One of the hardest things a person can go through, is having to fight to be believed by the medical community for whatever it is you suffer. It’s absolutely shocking how many stories I’ve read where Doctors or nurses yell at their patients, telling them to get up when they can’t walk, or flat out disbelieve the plea being made. It’s even worse when you have family or friends who do the same. I can not, for the life of me, figure out why anyone would ever fake an illness. Who WANTS to be sick? Who WANTS to give up their lives and lay there staring at the walls and be completely unproductive? I sure an hell don’t. In fact, it’s one of my biggest frustrations. I WANT to….. do so many things…. but my body betrays me.
The family and medical communities betrayal is absolutely the worst thing to experience during a time when your plate is full enough with all the disabilities your body is going through. There is absolutely NO justification for it. None at all. Zilch. It is NOT ok. Having invisible illnesses suck on the highest level since we look so normal but we’re far from it. Should I cut my arms in neat little slices to give a visible sign as to the pain I suffer? Learning to let go of it is easier said than done. And with doctors working FOR US, they really aught to remember that and start taking us seriously. I’m glad I have some doctors that do, but they still think along the lines of ‘we’re all horses’ even though a Zebra stands before them.

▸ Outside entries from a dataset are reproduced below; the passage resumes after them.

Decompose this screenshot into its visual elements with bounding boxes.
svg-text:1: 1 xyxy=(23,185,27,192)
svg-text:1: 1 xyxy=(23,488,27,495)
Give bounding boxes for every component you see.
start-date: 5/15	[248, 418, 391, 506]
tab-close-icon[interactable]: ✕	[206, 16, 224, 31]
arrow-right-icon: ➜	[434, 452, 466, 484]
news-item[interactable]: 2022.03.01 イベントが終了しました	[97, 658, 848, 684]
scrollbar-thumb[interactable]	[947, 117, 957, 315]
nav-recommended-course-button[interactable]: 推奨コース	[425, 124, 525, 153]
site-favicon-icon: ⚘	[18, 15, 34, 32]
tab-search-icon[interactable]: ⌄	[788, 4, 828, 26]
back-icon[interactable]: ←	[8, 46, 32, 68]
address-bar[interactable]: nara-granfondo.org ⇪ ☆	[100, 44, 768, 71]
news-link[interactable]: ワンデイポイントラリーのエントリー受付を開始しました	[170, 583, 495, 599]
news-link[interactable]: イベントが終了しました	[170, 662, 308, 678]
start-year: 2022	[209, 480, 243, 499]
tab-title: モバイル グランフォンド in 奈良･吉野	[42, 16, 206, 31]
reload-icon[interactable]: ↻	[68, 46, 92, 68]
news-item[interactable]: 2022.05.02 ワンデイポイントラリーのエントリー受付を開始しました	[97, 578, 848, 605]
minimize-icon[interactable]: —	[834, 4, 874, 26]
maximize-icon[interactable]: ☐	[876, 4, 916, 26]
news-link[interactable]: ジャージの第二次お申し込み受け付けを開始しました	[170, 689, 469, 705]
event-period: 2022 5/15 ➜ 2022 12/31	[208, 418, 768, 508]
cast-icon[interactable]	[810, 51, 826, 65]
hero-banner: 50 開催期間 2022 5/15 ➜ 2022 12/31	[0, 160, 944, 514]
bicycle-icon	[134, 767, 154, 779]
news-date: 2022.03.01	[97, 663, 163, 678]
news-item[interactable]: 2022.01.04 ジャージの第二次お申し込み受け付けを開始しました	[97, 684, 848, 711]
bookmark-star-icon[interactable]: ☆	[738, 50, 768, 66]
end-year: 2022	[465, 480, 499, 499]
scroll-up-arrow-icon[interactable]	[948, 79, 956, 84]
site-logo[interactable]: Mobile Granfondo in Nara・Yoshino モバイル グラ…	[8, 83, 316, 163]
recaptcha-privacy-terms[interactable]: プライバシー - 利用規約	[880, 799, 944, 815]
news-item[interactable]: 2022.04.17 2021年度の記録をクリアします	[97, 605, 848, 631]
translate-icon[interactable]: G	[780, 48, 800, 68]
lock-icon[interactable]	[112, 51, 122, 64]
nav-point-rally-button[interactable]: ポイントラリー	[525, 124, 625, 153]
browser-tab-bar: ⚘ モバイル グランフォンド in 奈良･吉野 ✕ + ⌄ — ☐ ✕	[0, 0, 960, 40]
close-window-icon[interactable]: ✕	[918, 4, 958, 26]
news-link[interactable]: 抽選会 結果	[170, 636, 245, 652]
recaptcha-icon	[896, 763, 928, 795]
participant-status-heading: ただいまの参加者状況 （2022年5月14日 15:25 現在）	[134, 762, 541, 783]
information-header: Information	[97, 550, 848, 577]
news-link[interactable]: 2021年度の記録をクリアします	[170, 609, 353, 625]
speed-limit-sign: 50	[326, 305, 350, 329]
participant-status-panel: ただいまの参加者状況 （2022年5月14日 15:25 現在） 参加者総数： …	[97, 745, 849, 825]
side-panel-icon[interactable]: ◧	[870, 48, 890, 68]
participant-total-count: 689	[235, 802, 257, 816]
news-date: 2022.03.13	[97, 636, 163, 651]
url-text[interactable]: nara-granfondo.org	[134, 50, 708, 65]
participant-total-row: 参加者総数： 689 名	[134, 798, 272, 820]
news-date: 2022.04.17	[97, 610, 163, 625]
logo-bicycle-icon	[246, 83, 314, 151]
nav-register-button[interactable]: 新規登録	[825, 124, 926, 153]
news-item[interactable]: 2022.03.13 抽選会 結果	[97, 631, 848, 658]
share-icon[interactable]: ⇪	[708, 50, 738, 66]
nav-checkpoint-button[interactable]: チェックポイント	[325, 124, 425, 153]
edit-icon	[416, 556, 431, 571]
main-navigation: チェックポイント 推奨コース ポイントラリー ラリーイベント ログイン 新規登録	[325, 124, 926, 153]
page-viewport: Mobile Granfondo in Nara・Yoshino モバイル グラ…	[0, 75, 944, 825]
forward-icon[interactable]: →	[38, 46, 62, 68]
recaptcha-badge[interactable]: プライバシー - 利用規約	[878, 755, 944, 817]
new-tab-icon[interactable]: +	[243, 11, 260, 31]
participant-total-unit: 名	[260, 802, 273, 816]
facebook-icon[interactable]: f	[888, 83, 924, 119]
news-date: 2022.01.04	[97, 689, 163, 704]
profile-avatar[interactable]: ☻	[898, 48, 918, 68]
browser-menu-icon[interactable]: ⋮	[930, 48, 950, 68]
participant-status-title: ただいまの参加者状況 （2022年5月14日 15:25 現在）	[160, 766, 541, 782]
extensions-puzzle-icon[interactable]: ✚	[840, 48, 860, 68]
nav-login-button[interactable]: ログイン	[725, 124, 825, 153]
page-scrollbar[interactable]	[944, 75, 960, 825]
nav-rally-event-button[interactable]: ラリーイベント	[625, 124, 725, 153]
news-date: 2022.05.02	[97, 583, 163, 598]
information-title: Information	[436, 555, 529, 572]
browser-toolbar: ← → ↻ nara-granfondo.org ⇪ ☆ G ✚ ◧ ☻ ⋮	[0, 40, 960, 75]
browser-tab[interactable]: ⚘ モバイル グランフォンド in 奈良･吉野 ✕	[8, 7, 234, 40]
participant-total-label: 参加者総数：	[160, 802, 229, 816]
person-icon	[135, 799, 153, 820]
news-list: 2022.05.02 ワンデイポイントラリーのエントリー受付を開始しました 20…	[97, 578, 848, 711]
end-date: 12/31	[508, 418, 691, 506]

I think that’s why some of us jump with glee when we finally have physical proof, such as genetic testing, or some other kind of sign that SHOWS we truly are ill. It also makes some of us want to go back and hit them all upside the head with the paperwork. I know I want to, to smack them in the face with what they failed to consider, or believe, or treat. With many more of us having those rare or uncommon illnesses and diseases, we need to retrain our medical community to start looking into them. We also need an overhaul of the medical community from the top down. They’re failing their patients.
We should also have more attention brought to the public about how invisible illnesses work and affect us. Awareness of how normal we can look but how badly we can suffer. Maybe then, family will start opening their eyes to the truth and stop looking down their noses and gossiping about how ‘well we look’ and how we must be faking or looking for some kind of attention. It’s simply insulting.
And while I’m at it, please don’t cry to me about your fatigue or your painful hangnail. Most don’t know what true fatigue or chronic pain feels like. And yes, chronic pain patients handle pain differently. Our bodies become use to high levels of pain and learn to function as best as we can. So if we tell you our pain is an 8 while using our phones to read or get on Facebook, yup, we can do that and still be telling the truth. We handle our pain with grace as we suffer it daily and learn our own accommodations to survive. Some days we might simply be done with it all and just lay there, resting our bodies and recuperating. No, that doesn’t mean we’re lazy. Far from it. Our batteries are drained and we’re recharging them.
I’ve had completely normal vital signs while suffering severe pain. I feel like my body betrays me when this happens as doctors and nurses seemed trained to believe that you have to have abnormal stats in order to be in pain. They need to go through classes on chronic pain and what that looks like. Apparently to doctors and nurses, it simply looks like drug seeking and yet, that is very far from the truth.. Believe your patients peoples! I’d rather give a drug seeker care and attention than to treat a chronic pain patient with suspicion and bias. It’s just not fair or just to those who truly suffer.